225 years ago today
On 16th October 1793, two hundred and twenty-five years ago today, Marie Antoinette, wife of Louis XVI, was beheaded by guillotine. The killing of the queen was part of the vileness of a regime that had lost any semblance of revolutionary idealism and had instead turned to terror.
Edmund Burke, the Irish politician and philosopher, saw her death as the end of an age:
It is now sixteen or seventeen years since I saw the Queen of France, then the Dauphiness, at Versailles; and surely never lighted on this orb, which she hardly seemed to touch, a more delightful vision. I saw her just above the horizon, decorating and cheering the elevated sphere she had just begun to move in, glittering like the morning star full of life and splendor and joy.
Oh, what a revolution! and what a heart must I have, to contemplate without emotion that elevation and that fall!

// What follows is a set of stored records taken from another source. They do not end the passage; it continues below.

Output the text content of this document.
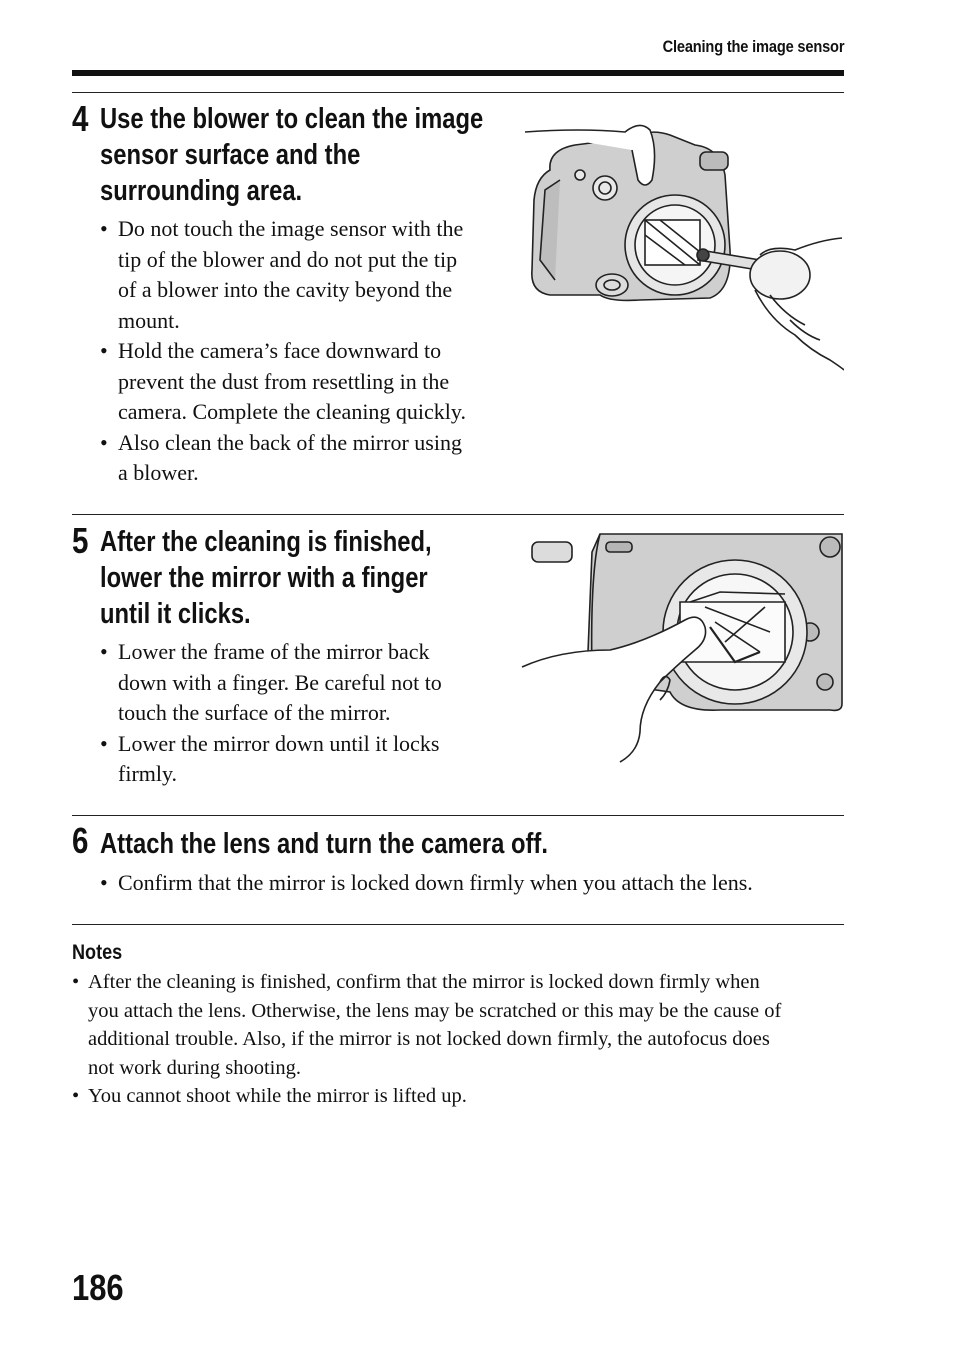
Cleaning the image sensor
4 Use the blower to clean the image
sensor surface and the
surrounding area.
• Do not touch the image sensor with the
tip of the blower and do not put the tip
of a blower into the cavity beyond the
mount.
• Hold the camera’s face downward to
prevent the dust from resettling in the
camera. Complete the cleaning quickly.
• Also clean the back of the mirror using
a blower.
5 After the cleaning is finished,
lower the mirror with a finger
until it clicks.
• Lower the frame of the mirror back
down with a finger. Be careful not to
touch the surface of the mirror.
• Lower the mirror down until it locks
firmly.
6 Attach the lens and turn the camera off.
• Confirm that the mirror is locked down firmly when you attach the lens.
Notes
• After the cleaning is finished, confirm that the mirror is locked down firmly when
you attach the lens. Otherwise, the lens may be scratched or this may be the cause of
additional trouble. Also, if the mirror is not locked down firmly, the autofocus does
not work during shooting.
• You cannot shoot while the mirror is lifted up.
186
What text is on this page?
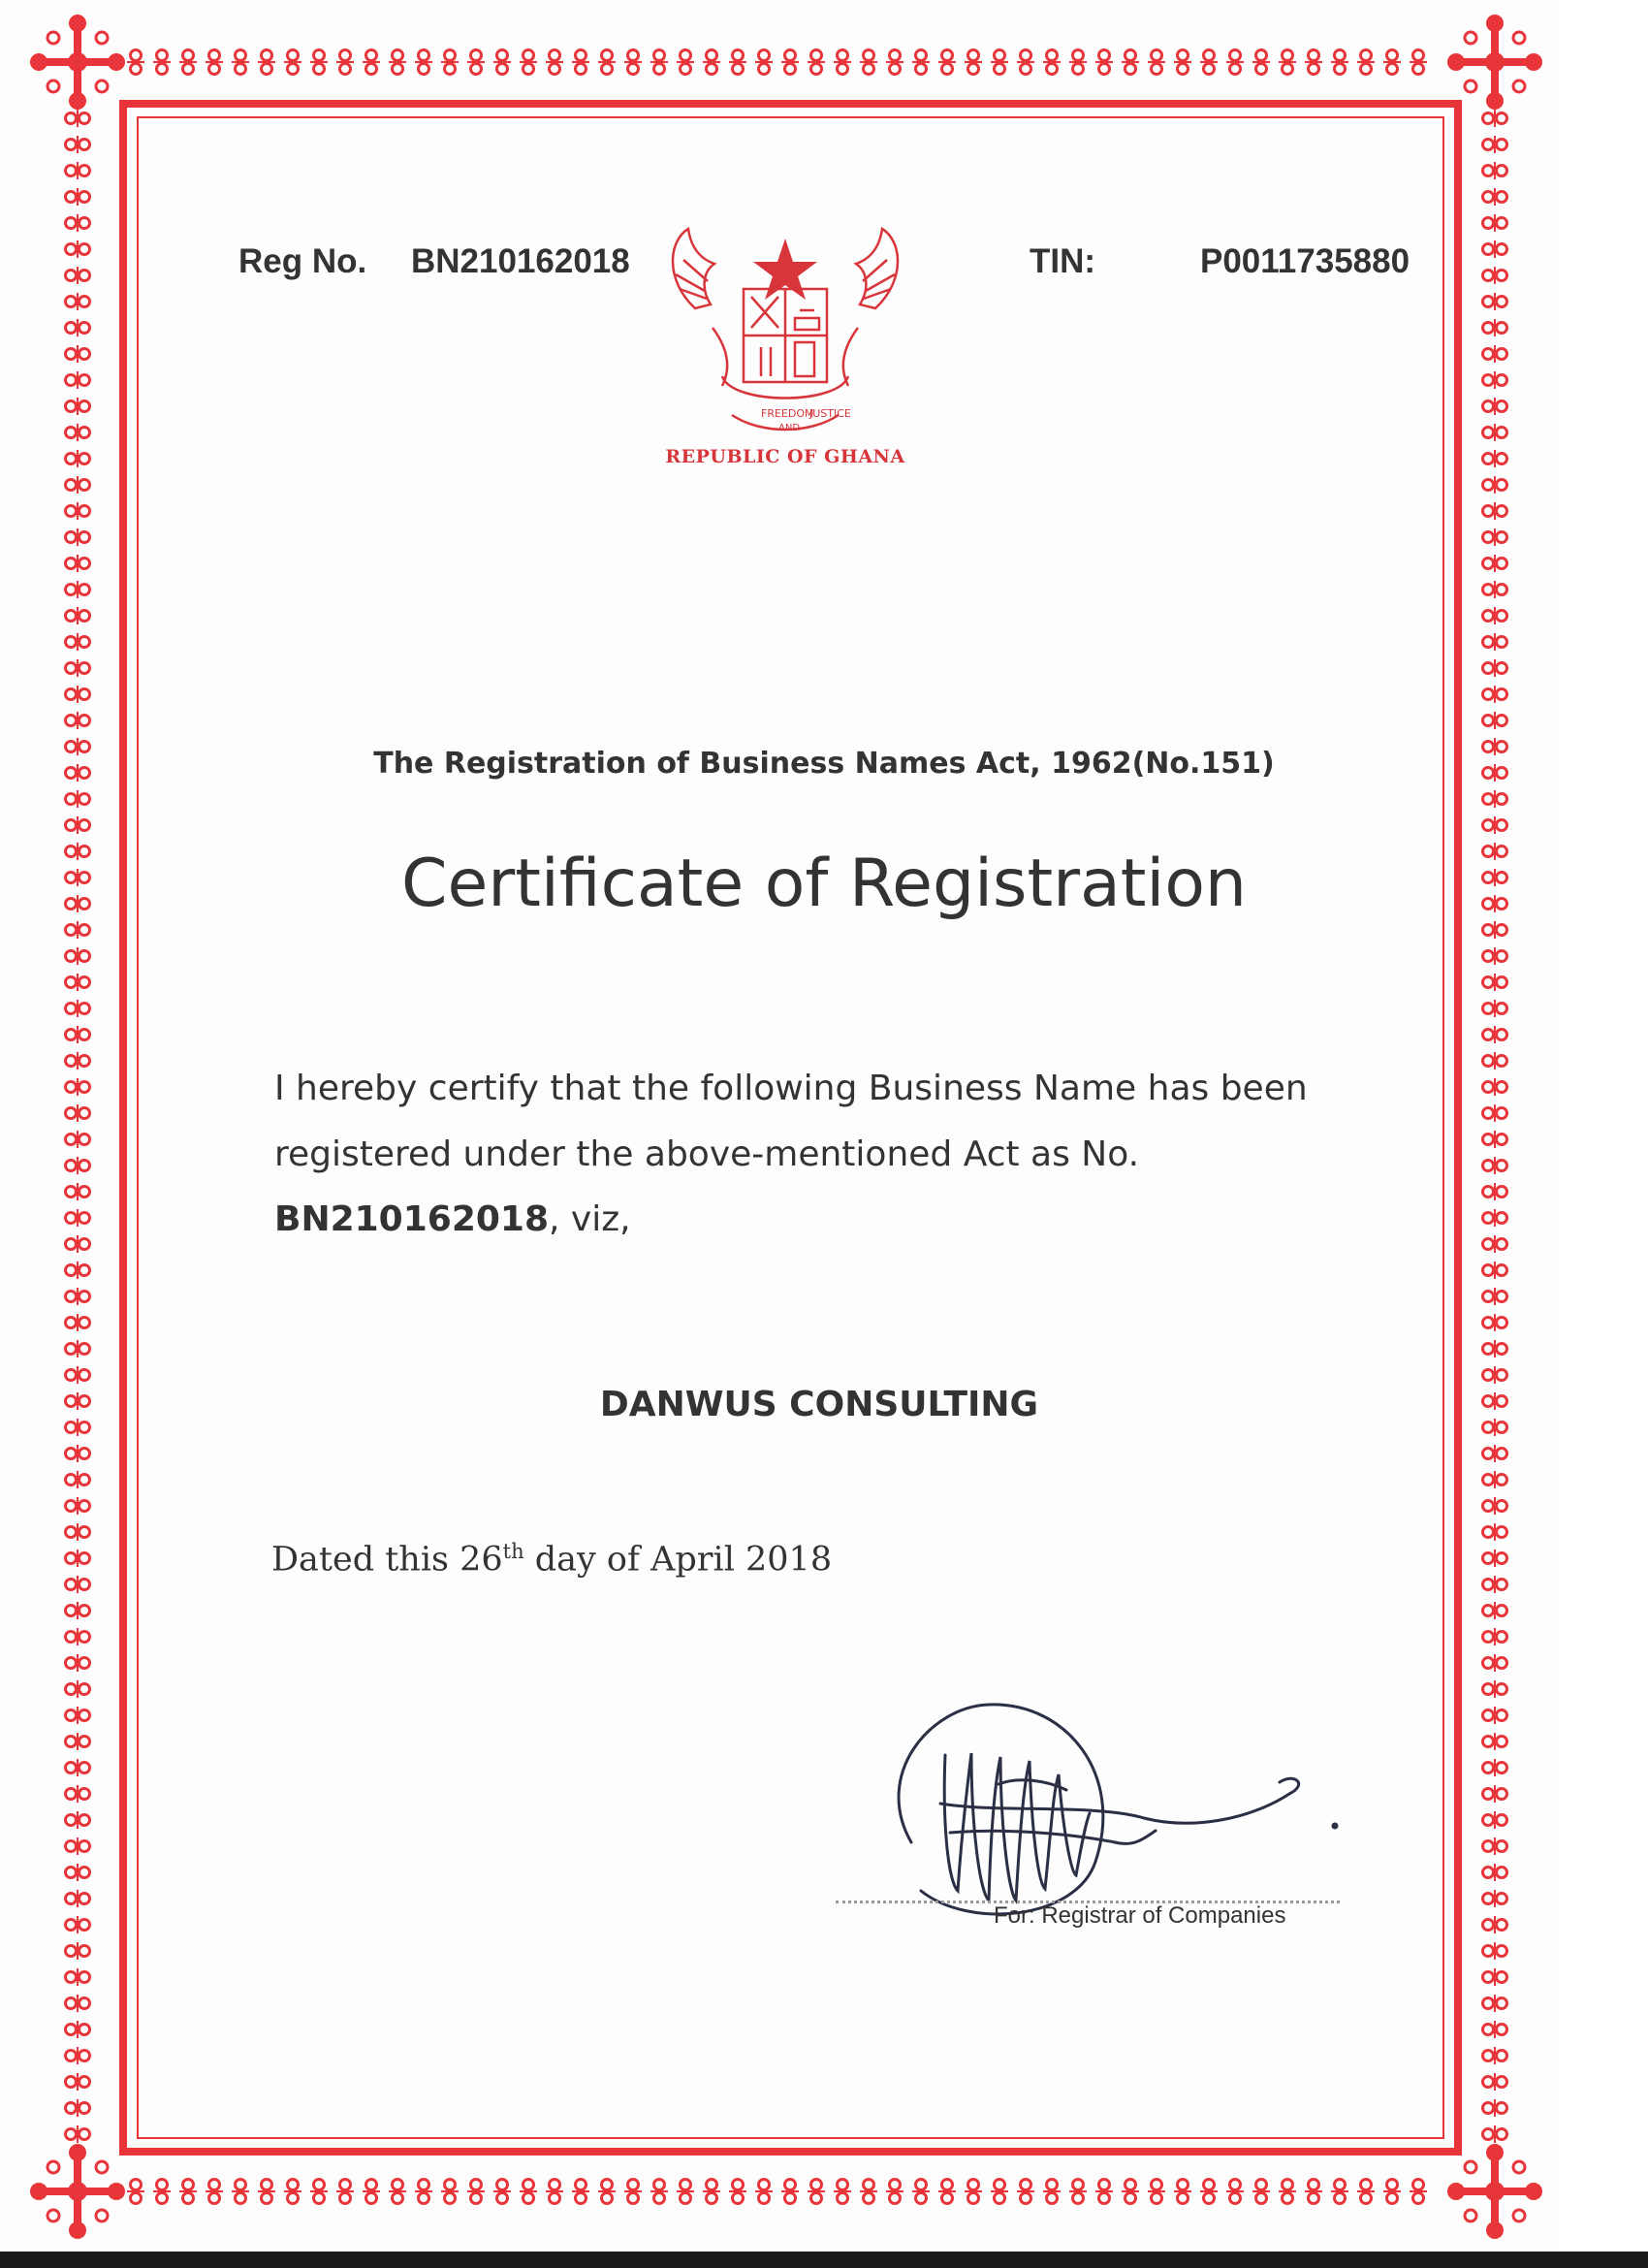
Reg No. BN210162018	TIN:	P0011735880
FREEDOM
AND
JUSTICE
REPUBLIC OF GHANA
The Registration of Business Names Act, 1962(No.151)
Certificate of Registration
I hereby certify that the following Business Name has been
registered under the above-mentioned Act as No.
BN210162018, viz,
DANWUS CONSULTING
Dated this 26th day of April 2018
For: Registrar of Companies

Little did I dream, when she added titles of veneration to those of enthusiastic, distant, respectful love, that she should ever be obliged to carry the sharp antidote against disgrace concealed in that bosom; little did I dream that I should have lived to see such disasters fallen upon her, in a nation of gallant men, in a nation of men of honour,, and of cavaliers! I thought ten thousand swords must have leaped from their scabbards, to avenge even a look that threatened her with insult.

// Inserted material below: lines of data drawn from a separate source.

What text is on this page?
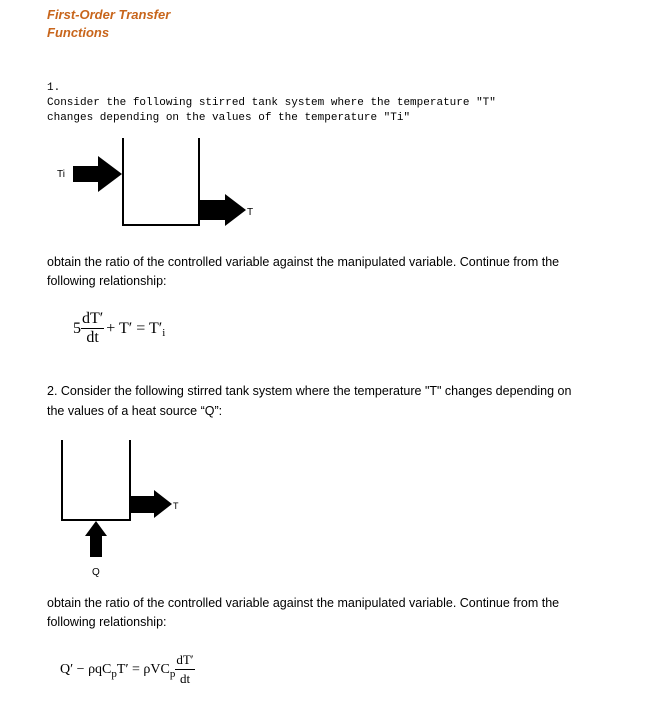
First-Order Transfer
Functions
1.
Consider the following stirred tank system where the temperature "T"
changes depending on the values of the temperature "Ti"
Ti
T
obtain the ratio of the controlled variable against the manipulated variable. Continue from the
following relationship:
$5 \frac{dT'}{dt} + T' = T'_i$
2. Consider the following stirred tank system where the temperature "T" changes depending on
the values of a heat source “Q”:
T
Q
obtain the ratio of the controlled variable against the manipulated variable. Continue from the
following relationship:
Q′ − ρqC$_p$ $T' = \rho VC_p \frac{dT'}{dt}$
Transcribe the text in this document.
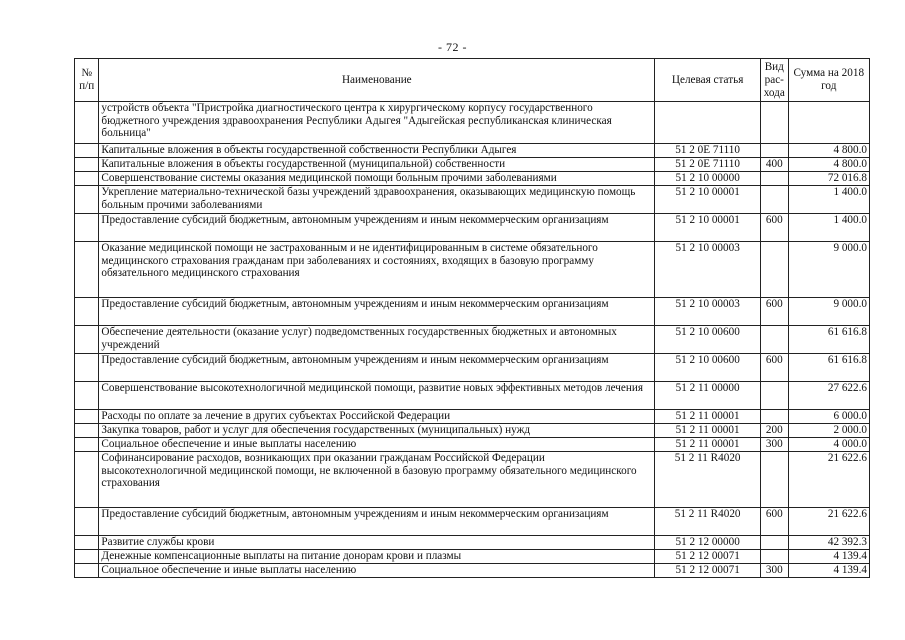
- 72 -
№ п/п	Наименование	Целевая статья	Вид рас-хода	Сумма на 2018 год
	устройств объекта "Пристройка диагностического центра к хирургическому корпусу государственного бюджетного учреждения здравоохранения Республики Адыгея "Адыгейская республиканская клиническая больница"			
	Капитальные вложения в объекты государственной собственности Республики Адыгея	51 2 0Е 71110		4 800.0
	Капитальные вложения в объекты государственной (муниципальной) собственности	51 2 0Е 71110	400	4 800.0
	Совершенствование системы оказания медицинской помощи больным прочими заболеваниями	51 2 10 00000		72 016.8
	Укрепление материально-технической базы учреждений здравоохранения, оказывающих медицинскую помощь больным прочими заболеваниями	51 2 10 00001		1 400.0
	Предоставление субсидий бюджетным, автономным учреждениям и иным некоммерческим организациям	51 2 10 00001	600	1 400.0
	Оказание медицинской помощи не застрахованным и не идентифицированным в системе обязательного медицинского страхования гражданам при заболеваниях и состояниях, входящих в базовую программу обязательного медицинского страхования	51 2 10 00003		9 000.0
	Предоставление субсидий бюджетным, автономным учреждениям и иным некоммерческим организациям	51 2 10 00003	600	9 000.0
	Обеспечение деятельности (оказание услуг) подведомственных государственных бюджетных и автономных учреждений	51 2 10 00600		61 616.8
	Предоставление субсидий бюджетным, автономным учреждениям и иным некоммерческим организациям	51 2 10 00600	600	61 616.8
	Совершенствование высокотехнологичной медицинской помощи, развитие новых эффективных методов лечения	51 2 11 00000		27 622.6
	Расходы по оплате за лечение в других субъектах Российской Федерации	51 2 11 00001		6 000.0
	Закупка товаров, работ и услуг для обеспечения государственных (муниципальных) нужд	51 2 11 00001	200	2 000.0
	Социальное обеспечение и иные выплаты населению	51 2 11 00001	300	4 000.0
	Софинансирование расходов, возникающих при оказании гражданам Российской Федерации высокотехнологичной медицинской помощи, не включенной в базовую программу обязательного медицинского страхования	51 2 11 R4020		21 622.6
	Предоставление субсидий бюджетным, автономным учреждениям и иным некоммерческим организациям	51 2 11 R4020	600	21 622.6
	Развитие службы крови	51 2 12 00000		42 392.3
	Денежные компенсационные выплаты на питание донорам крови и плазмы	51 2 12 00071		4 139.4
	Социальное обеспечение и иные выплаты населению	51 2 12 00071	300	4 139.4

But the age of chivalry is gone; that of sophisters, economists, and calculators has succeeded . . .
In popular perception, Marie Antoinette was demonised, represented as having said that the peasants might eat brioche when told there was a shortage of food. Marie Antoinette is represented as distant and conservative aristocrat, as a symbol of the ancien regime and all its failings. The words, “Qu’ils mangent de la brioche,” were attributed to a “great princess” by Jean-Jacques Rousseau in his autobiography, a work he completed in 1767. Rousseau did not name Marie Antoinette and his book was finished when the future queen was a child of just twelve years old living in her home in Austria, she had not even arrived in France.
The execution of Marie Antoinette was more an act of spite than any supposed fulfilment of the revolution. The ancien regime was one dominated by men, as the revolution was one dominated by men, as French society would be for generations to come. There was a deep misogyny in her killing and there is a deep misogyny in how she has been remembered.
The older I get the more wary I am of the thinking of Burke, and especially how his thinking can inform the Tory, Labour and Liberal parties in the UK. The two in the USA and it would seem all in Ireland.
People forget what and who informed his thinking and existence, the slave trade and slavers.
I must admit to knowing more about Marie Antoinette than Burke! His words were ones I first encountered in Brian Friel’s, “Philadelphia, Here I Come.”
For shame, for shame. And you a Trinity Coll Dublin man.